Data from 347 electrodes of ~2,700 ECoG electrodes helped the researchers detect music encoding. The data showed that both brain hemispheres were involved in music processing, with electrodes on the right hemisphere more actively responding to the music than the left hemisphere (16.4% vs. 13.5%), a finding in direct contrast with speech. Notably, speech evokes more significant responses in the left brain hemisphere.
However, in both hemispheres, most electrodes responsive to music were implanted over a region called the superior temporal gyrus (STG), suggesting it likely played a crucial role in music perception. STG is located just above and behind the ear.

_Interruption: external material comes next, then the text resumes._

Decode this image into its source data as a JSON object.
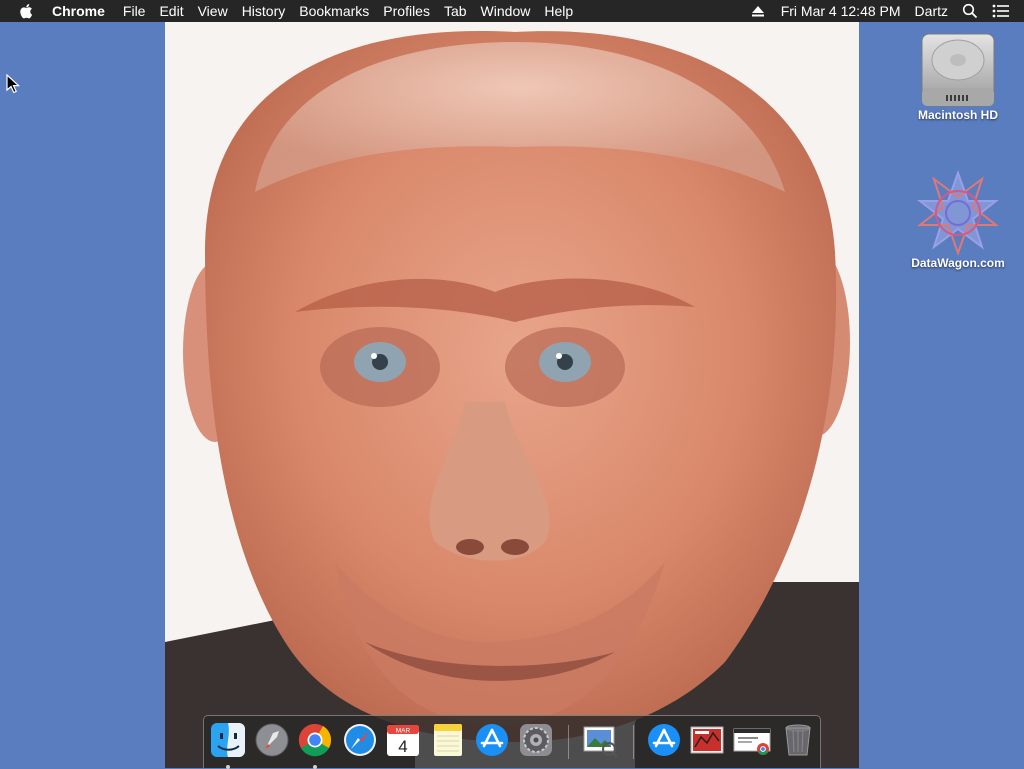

Furthermore, the study results showed that nonlinear models provided the highest decoding accuracy, r-squared of 42.9%. However, adding electrodes beyond a certain amount also diminished decoding accuracy; thus, removing 43 right rhythmic electrodes reduced decoding accuracy.
The electrodes included in the decoding model had unique functional and anatomical features, which also influenced the model's decoding accuracy.
Finally, regarding the impact of the dataset duration on decoding accuracy, the authors noted that the model attained 80% of the maximum observed decoding accuracy in 37 seconds. This finding emphasizes using predictive modeling approaches (as used in this study) in small datasets.
The study data could have implications for brain-computer interface (BCI) applications, e.g., communication tools for people with disabilities having compromised speech. Given BCI technology is relatively new, available BCI-based interfaces generate speech with an unnatural, robotic quality, which might improve with the incorporation of musical elements. Furthermore, the study findings could be clinically relevant for patients with auditory processing disorders.
Conclusion
Our results confirm and extend past findings on music perception, including the reliance of music perception on a bilateral network with a right lateralization. Within the spatial distribution of musical information, redundant and unique components were distributed between STG, middle temporal gyrus (SMC), and inferior frontal gyrus (IFG) in the left hemisphere and concentrated in STG in the right hemisphere, respectively.
Future research could target extending electrode coverage to other cortical regions, varying the nonlinear decoding models' features, and even adding a behavioral dimension.